German industrial workers step up strike action in support of pay claim
BERLIN (AP) – Thousands of electronics and auto workers held warning strikes across Germany on Wednesday, escalating a pay dispute that could disrupt a hoped-for economic recovery in an election year for Chancellor Gerhard Schroeder. About 13,500 workers at more than 35 companies, including Siemens-Bosch and Linde, stopped work for one or two hours in the largest action since IG Metall began the work stoppages last week, union leaders said. Union and employer negotiators resume talks Monday, but the protests were to continue. IG Metall, Europe’s biggest industrial union, is seeking a 6.5 percent raise for this year for 3.6 million workers in key industries such as automaking, electronics and engineering.

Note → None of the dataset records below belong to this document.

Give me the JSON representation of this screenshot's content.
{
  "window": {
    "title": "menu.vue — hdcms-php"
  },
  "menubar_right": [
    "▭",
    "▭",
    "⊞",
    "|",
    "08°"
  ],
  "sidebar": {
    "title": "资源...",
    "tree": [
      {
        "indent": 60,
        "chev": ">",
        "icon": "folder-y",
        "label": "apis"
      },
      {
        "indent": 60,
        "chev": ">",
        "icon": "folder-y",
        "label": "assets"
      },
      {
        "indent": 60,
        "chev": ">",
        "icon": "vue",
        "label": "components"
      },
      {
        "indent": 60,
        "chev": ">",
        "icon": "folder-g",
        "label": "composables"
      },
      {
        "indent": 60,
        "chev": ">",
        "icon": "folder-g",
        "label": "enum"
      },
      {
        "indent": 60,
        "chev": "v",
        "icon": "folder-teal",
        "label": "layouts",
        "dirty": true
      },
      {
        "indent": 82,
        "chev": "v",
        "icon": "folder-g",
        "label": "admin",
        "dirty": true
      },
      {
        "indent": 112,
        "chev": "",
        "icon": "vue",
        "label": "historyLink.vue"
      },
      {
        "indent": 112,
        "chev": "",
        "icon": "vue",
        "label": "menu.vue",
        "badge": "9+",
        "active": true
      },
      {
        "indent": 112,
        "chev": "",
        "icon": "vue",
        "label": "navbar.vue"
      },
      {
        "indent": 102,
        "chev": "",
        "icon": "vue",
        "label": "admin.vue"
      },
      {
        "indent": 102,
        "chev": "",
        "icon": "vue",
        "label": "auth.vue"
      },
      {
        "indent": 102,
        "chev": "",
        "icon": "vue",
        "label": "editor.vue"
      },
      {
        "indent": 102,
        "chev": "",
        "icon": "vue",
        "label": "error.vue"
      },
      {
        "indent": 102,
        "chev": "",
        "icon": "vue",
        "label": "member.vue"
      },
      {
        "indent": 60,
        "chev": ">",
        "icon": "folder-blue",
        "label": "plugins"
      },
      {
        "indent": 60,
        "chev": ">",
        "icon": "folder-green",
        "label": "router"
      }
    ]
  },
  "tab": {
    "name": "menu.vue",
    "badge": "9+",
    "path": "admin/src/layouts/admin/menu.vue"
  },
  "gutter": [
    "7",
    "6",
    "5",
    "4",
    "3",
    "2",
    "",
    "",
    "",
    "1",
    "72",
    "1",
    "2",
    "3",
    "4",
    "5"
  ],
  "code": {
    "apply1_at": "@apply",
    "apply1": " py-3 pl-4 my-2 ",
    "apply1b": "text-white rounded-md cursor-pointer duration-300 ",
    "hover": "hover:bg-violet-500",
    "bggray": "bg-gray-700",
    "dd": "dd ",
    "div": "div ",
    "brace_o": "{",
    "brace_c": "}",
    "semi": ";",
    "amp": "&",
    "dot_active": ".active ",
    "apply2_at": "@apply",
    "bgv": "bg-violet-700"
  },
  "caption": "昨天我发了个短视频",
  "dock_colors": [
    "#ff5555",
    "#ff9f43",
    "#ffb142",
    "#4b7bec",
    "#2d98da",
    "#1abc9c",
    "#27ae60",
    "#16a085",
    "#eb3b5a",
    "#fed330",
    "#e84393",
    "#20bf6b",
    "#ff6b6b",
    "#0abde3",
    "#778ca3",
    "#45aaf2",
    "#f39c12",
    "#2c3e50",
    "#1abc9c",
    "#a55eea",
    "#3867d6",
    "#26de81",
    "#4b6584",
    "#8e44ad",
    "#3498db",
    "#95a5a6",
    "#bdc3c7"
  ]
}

Labor leaders say employers must improve an offer of two consecutive annual increases of 2 percent, or risk seeing the walkouts turn into Germany’s first full-scale pay strike in six years. They say workers must be compensated for better productivity and inflation, and accuse employers of reneging on pledges to create jobs in return for modest pay increases.
“Wage restraint doesn’t pay and doesn’t create any jobs,” IG Metall deputy leader Juergen Peters told workers protesting at a plant in Mainz. Giving workers more cash to spend would also boost the economy, he said.
Industry officials warn that a big raise would force a host of already struggling companies out of business. Schroeder, pushed hard by a conservative challenger ahead Sept. 22 elections, has urged the parties to avoid all-out strikes.
and work out a deal that doesn’t “trample the shoots of recovery.”
He already is under pressure over the economy because of chronic unemployment, which has risen to more than 10 percent this year. Conservative leader Edmund Stoiber has pledged to focus the election campaign on the economy.